Matt Sharpe recaps his experience at WTS Cozumel
The older couple I was sitting beside were very excited to be speaking with one of the “pros.” We were midway through our flight from Cozumel to Cancun. The gentleman was asking about the race and training as an elite athlete, but I tried to shift the conversation towards him. His name was Alan and he competed in the age-group sprint event, which was for the first time ever draft-legal.
In the 70 to 74 age group. He was 70!
I would have pegged the guy for early 50s, so when he mentioned that to me I was certainly impressed. It was his first experience at an age-group world championships, and by the way he spoke about it, it was pretty clear he was hooked.
“I was just hanging on to the back of my bike group. Some of the guys were really fast!”
Yes. I knew that feeling all too well.
The day before meeting Alan I’d raced in my first ITU Elite World Championships. Well, technically its not World Championships as its now spread out over seven months and many races. But screw that, it was worlds, and I was there.
At one stage of the bike I was becoming worried that I would get dropped off the back of the group and be stuck in no man’s land. There were a few other guys who’d been popped already and with the technical nature of the course, the back of the bunch was the absolute worst place to be. After a hard effort in the swim I wasn’t sure how long I’d be able to hold on.
I was like a sailor thrown overboard, beginning to lose hope when out of the chaos a lifebuoy appeared. The pace began to lull as our second group realized the front pack was pulling away. I began to feel better and move myself towards the front of the bunch. Getting to the front wasn’t too hard, but the difficulty lies in maintaining position amongst forty other individuals who all share the same goal.
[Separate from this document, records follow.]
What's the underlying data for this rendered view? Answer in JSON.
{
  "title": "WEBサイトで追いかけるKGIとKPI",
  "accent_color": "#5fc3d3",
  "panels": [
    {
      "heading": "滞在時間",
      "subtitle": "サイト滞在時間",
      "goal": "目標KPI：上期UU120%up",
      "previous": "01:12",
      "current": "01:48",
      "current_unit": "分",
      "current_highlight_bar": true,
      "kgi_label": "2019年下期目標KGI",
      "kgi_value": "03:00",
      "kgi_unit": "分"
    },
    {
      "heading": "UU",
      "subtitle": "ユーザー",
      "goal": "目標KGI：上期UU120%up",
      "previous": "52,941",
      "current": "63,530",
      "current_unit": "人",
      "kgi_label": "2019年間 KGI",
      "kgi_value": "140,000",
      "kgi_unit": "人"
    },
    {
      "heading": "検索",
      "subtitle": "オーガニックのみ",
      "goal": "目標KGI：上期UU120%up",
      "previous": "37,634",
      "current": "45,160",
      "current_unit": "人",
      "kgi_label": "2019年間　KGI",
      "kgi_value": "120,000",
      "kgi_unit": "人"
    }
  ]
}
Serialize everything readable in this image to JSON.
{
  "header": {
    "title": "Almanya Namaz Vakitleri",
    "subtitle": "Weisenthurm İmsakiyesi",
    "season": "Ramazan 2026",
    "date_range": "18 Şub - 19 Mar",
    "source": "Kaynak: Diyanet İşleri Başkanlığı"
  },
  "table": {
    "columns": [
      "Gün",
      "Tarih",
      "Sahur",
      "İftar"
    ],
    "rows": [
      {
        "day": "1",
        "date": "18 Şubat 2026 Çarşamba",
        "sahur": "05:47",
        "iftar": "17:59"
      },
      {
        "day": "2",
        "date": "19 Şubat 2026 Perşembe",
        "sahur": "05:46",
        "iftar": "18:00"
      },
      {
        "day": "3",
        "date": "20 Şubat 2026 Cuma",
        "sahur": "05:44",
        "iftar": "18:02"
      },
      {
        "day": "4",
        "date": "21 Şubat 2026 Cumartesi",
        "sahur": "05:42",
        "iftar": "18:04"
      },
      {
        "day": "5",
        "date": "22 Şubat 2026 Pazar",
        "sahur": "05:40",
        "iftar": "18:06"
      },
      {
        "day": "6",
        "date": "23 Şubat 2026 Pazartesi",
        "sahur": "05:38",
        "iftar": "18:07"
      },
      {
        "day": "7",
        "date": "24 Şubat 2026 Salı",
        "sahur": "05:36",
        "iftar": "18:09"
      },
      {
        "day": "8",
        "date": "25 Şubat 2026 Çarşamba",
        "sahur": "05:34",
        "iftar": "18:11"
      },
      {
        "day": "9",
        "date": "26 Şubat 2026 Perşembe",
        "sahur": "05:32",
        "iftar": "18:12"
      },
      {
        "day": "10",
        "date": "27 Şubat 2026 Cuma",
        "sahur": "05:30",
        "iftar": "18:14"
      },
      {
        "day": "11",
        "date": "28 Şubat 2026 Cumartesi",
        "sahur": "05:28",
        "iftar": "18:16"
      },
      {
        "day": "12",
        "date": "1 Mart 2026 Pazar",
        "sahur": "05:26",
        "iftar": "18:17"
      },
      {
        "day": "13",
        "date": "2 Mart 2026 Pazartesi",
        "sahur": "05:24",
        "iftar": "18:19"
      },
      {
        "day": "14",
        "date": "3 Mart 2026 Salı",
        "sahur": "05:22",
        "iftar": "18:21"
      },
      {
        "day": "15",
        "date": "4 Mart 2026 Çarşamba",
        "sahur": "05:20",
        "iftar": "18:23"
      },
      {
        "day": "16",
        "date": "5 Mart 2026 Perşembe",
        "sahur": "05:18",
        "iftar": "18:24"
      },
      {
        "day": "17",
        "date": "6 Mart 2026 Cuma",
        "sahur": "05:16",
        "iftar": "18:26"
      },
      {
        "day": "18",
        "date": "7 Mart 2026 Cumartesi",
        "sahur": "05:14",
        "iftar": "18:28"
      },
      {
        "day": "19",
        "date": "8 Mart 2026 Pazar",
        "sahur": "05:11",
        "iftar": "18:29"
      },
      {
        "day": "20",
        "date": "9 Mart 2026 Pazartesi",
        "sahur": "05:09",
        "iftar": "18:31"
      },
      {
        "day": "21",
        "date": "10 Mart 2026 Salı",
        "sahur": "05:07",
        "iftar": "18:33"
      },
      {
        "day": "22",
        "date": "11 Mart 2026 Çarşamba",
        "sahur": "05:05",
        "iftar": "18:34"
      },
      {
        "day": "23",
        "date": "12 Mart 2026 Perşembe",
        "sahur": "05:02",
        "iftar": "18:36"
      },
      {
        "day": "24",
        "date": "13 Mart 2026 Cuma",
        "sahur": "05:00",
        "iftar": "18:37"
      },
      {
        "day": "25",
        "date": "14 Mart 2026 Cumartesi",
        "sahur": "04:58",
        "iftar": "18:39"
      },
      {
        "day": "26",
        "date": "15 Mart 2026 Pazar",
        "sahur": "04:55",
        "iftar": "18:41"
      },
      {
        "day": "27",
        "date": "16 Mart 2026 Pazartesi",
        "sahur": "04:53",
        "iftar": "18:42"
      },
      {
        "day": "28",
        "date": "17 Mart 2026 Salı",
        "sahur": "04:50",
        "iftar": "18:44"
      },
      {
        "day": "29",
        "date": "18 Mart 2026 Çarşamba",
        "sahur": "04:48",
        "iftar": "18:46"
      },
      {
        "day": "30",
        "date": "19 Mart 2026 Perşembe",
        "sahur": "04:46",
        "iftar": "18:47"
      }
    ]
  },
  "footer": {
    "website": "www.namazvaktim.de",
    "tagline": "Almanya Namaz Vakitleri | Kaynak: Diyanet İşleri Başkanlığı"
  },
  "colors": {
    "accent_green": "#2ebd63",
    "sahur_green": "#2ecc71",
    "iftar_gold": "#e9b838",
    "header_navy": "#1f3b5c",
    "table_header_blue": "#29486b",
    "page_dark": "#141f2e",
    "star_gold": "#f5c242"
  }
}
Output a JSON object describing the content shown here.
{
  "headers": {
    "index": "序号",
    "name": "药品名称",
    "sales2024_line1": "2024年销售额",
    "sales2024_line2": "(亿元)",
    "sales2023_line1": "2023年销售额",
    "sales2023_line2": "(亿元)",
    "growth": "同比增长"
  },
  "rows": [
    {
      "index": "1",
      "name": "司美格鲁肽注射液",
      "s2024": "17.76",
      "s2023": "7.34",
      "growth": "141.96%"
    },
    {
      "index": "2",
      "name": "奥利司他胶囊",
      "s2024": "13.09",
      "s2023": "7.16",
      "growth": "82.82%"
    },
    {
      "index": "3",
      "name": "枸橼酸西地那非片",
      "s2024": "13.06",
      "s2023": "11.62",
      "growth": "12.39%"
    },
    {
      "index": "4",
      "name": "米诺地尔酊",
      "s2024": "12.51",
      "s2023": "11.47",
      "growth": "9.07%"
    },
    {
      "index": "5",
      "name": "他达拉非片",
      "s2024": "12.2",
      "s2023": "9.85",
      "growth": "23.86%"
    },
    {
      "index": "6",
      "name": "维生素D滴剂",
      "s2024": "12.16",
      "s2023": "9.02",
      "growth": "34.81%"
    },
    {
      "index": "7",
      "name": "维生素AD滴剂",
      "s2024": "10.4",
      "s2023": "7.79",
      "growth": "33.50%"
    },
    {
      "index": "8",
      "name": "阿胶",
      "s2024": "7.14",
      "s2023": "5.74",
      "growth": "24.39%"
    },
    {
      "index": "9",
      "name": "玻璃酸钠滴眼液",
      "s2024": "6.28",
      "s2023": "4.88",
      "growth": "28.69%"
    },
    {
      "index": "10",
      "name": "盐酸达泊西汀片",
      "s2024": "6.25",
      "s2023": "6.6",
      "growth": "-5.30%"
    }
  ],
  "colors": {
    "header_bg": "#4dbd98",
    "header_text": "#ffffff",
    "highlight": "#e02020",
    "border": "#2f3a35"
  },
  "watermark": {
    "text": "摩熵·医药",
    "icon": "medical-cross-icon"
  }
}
I think I burned myself a bit sitting at the back of the group and then trying to stay at the front I hurt myself even more. In all honesty I wasn’t feeling amazing going into the run but I had to toughen up a bit. There was still the 10km run in Mexican jungle heat.
It was a painful run and ended up being more of a heat management exercise then a race. My lowest point was lap two where some cramping had me slow right down; walking may have been quicker. But I came around a bit in the second half and found my stride. I was able to focus on the other athletes ahead of me who had passed by earlier. Psychologically speaking it’s always easier to chase.